Welcome to Practical Shader Development. This book is intended to be the gentlest introduction possible to the theory and practice of writing shaders for video games. Shader writing is a very large topic, and I can remember feeling very lost when I was starting out. My hope is that this book will help you avoid that same feeling and allow you to take your first steps into the vast world of shaders and game graphics quickly and confidently.

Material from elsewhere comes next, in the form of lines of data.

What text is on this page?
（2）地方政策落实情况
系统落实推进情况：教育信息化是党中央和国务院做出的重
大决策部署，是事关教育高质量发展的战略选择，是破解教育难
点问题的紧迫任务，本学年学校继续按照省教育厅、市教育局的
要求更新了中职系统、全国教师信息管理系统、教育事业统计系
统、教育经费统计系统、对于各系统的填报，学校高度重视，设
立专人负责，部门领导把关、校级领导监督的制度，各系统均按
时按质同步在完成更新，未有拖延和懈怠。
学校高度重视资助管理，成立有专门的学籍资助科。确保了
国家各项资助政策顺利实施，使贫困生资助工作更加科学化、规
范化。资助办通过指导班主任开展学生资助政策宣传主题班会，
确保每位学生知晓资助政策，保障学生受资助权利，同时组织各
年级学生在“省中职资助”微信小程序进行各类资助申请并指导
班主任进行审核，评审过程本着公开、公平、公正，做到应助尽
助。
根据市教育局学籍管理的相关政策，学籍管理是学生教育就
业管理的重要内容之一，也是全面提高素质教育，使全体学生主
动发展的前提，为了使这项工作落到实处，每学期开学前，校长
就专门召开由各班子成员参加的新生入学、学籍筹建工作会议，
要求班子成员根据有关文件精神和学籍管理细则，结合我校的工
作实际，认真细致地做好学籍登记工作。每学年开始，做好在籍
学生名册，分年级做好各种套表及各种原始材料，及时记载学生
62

This book’s guiding philosophy is: “a carpenter doesn’t need to know how to make a wrench.” Similarly, you don’t have to know how to build a rendering engine to be able to use shaders to create beautiful visual effects, especially when you’re just starting out. This book is all about empowering you to experiment, be creative, make cool things, and hopefully have some fun in the process. To that end, this book will not attempt to teach you how to be a graphics programmer or try to give you a systematic math education (although we’ll cover a bit of math along the way). Instead, we’re going to start at the very beginning and talk about how modern games put things on a screen, and then jump straight into writing shaders to make the things we put on screen look the way we want. There will be lots of example code, lots of pictures, and by the end of the book we’ll have gone from the very basics of shader writing to writing shaders that use the same lighting found in some of the most popular games on the market.
If at the end of the book you decide that you’d like to dive deeper into graphics programming, and maybe even write your own rendering engine, or dive into more complicated shader techniques, this book will have provided you with a solid set of fundamentals to prepare you for tackling more complex subject matter.